If channel 13 is to depend solely on volunteers from now on, Tregillus said that he is not hopeful. Walker is only peripherally involved, Tregillus said. Antioch College student Shiori Morita has been volunteering at the station since 1999 as a Bonner Scholar and as a co-op student. She was working for the station four to five hours a day some weeks this past fall and never once worked with Walker, she said.

Walker, who is also a member of the cable panel, did not return phone calls seeking comment.

Panel member Paul Abendroth said that the panel has spent the past year defining the role of the station manager more clearly.

“The role [of station manager] is evolving, and [Walker] is working with the rest of the panel,” Abendroth said.

He said that panel members were working to better define all the roles for potential volunteers at the station so that newcomers can step in and fill the channel’s needs more easily.

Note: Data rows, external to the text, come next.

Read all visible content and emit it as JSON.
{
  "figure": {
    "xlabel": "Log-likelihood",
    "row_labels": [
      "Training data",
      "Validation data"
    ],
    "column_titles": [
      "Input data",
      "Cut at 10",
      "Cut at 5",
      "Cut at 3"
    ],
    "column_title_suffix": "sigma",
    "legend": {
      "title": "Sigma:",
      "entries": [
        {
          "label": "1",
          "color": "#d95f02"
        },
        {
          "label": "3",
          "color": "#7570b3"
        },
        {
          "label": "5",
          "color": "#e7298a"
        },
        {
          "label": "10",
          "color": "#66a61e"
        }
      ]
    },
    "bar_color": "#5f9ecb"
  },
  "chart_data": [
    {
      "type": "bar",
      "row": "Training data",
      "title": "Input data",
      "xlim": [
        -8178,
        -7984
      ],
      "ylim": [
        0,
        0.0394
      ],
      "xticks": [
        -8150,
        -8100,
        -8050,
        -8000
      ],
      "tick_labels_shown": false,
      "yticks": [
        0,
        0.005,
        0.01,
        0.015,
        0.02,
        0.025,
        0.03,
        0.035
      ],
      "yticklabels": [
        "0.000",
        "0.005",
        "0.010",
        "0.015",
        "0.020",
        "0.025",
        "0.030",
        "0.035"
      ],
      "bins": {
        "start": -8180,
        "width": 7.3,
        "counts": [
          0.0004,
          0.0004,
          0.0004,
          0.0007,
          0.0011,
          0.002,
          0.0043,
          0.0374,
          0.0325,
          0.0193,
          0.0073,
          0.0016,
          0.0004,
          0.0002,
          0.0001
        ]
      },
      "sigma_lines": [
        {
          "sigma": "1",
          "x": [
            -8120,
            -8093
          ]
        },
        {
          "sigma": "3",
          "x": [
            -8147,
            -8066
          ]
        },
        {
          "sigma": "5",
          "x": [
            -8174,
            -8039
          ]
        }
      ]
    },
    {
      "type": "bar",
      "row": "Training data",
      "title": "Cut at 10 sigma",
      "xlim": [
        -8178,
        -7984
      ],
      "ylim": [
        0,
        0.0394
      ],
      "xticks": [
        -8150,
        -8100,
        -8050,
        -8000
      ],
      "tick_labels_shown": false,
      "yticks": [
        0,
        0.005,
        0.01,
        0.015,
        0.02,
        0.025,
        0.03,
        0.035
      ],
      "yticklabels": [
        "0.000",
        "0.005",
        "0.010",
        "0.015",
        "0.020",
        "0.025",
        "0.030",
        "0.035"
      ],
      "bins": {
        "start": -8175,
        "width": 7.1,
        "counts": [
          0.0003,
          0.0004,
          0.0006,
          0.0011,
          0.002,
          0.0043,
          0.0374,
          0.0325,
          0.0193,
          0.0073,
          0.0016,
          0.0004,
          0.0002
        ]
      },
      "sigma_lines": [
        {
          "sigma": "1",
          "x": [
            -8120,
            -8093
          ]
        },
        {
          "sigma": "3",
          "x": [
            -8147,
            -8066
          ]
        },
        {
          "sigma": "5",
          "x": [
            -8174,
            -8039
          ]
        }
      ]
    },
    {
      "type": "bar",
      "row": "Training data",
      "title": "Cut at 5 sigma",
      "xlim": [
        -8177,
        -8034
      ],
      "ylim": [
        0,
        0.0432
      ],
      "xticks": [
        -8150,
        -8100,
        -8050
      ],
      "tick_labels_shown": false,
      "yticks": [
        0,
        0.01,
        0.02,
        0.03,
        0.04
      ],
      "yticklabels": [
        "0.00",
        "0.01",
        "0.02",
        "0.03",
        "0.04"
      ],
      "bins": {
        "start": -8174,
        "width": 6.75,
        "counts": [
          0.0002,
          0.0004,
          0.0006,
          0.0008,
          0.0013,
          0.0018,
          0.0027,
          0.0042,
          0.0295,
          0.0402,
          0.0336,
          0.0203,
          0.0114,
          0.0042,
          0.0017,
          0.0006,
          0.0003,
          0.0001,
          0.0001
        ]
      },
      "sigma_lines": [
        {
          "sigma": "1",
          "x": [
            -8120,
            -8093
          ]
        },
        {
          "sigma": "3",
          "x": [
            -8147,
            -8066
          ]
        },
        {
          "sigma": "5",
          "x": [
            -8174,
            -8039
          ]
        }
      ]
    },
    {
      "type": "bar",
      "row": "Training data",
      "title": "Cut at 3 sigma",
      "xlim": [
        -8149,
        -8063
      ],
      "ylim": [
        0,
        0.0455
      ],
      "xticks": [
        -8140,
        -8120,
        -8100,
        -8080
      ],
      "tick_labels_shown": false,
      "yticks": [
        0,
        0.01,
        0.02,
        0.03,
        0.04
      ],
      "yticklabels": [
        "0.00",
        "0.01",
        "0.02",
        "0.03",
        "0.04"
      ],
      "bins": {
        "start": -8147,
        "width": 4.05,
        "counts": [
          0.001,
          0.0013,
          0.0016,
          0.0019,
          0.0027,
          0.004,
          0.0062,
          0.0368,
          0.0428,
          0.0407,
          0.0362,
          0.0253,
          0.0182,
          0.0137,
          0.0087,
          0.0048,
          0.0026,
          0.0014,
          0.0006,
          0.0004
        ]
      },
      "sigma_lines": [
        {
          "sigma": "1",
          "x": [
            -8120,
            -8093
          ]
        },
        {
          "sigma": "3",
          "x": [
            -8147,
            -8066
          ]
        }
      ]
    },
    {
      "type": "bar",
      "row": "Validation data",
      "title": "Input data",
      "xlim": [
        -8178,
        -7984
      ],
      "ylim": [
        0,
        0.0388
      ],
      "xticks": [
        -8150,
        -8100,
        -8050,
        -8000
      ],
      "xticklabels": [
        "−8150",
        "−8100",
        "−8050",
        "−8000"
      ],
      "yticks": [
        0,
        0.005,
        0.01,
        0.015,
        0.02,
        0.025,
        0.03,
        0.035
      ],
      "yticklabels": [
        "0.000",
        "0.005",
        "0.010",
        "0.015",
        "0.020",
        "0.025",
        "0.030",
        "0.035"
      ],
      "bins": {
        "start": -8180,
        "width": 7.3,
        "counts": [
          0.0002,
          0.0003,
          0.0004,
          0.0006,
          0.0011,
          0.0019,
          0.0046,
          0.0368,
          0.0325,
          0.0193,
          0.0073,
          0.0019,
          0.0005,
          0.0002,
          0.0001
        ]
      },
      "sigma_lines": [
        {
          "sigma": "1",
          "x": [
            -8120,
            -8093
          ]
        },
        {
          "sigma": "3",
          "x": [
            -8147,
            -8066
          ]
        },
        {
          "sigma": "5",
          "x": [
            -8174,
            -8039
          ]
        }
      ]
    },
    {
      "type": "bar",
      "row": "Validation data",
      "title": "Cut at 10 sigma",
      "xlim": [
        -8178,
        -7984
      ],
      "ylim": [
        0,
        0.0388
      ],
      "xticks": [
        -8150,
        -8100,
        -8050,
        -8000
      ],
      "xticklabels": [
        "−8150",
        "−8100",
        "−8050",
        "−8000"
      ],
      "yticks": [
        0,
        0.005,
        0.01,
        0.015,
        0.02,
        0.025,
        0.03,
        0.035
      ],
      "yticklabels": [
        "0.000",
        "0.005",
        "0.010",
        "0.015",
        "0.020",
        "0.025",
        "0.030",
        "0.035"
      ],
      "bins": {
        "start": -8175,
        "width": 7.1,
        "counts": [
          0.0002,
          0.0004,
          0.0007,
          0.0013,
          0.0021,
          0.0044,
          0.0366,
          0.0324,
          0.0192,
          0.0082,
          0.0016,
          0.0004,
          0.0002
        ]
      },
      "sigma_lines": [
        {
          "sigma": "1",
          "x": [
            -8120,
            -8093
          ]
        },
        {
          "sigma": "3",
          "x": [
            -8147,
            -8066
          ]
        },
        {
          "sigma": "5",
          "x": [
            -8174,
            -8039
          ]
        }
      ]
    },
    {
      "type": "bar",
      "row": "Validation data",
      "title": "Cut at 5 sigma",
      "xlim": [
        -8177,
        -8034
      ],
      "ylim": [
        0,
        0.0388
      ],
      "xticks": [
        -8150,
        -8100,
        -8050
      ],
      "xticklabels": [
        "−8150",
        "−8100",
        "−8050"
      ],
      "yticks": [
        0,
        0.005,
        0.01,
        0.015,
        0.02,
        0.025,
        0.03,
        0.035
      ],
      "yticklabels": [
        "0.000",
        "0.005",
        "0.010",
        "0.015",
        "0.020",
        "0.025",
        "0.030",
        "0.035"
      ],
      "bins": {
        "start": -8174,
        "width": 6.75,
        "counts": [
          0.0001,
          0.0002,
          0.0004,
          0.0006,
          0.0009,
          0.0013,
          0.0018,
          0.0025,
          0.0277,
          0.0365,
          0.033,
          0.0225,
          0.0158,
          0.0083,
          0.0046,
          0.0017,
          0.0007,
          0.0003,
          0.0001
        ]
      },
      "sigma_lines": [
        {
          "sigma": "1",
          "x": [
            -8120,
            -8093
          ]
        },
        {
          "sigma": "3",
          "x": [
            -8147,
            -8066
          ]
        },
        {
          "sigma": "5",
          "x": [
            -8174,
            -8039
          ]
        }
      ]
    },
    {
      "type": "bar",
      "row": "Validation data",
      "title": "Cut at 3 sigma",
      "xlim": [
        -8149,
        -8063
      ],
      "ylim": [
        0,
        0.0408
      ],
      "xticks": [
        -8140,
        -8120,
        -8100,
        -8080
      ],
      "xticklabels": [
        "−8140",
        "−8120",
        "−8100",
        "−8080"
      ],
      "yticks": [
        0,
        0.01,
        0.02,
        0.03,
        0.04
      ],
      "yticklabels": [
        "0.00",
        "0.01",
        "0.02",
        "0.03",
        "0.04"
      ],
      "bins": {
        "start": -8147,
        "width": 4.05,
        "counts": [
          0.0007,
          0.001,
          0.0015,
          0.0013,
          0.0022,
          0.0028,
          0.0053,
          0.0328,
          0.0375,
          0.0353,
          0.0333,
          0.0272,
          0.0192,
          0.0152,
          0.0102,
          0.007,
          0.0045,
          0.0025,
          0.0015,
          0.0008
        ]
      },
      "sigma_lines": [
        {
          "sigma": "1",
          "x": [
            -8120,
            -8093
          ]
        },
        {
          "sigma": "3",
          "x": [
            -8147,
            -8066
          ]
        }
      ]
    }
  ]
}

Some of the panel members are already covering responsibilities temporarily until more volunteers can be found. Hevelin said last month that panel members and volunteers will make sure programs are available for broadcast.

Abendroth said that he would like to see more local meeting coverage for bodies such as the Miami Township trustees and Village Planning Commission.

But Tregillus also complained about the panel, saying members had done very little to help or to recruit other volunteers.

“Patti has been very misused by the panel,” he said, referring to reports the panel requested from Dallas that were never used. Dallas did “a lot of work” to get a $3,500 grant from channel 21, a Columbus public access station, when it dissolved, but “she got no recognition from the panel,” Tregillus said.

Abendroth said he did not want to comment on this issue.

Tregillus has had a long history at the station, and said that he will continue to volunteer when he can. But he will not return to the station on a regular basis to keep things running as before.

“I will hope for the best, but I’m not counting on it at the moment,” he said. “I wouldn’t be surprised if the station just reran old tapes and maintained the bulletin board.”

Tregillus was headed to the station Tuesday morning to play the previous night’s Council meeting on channel 13.

“I’m going to pick up last night’s tape and run it . . . possibly until the end of time,” he said.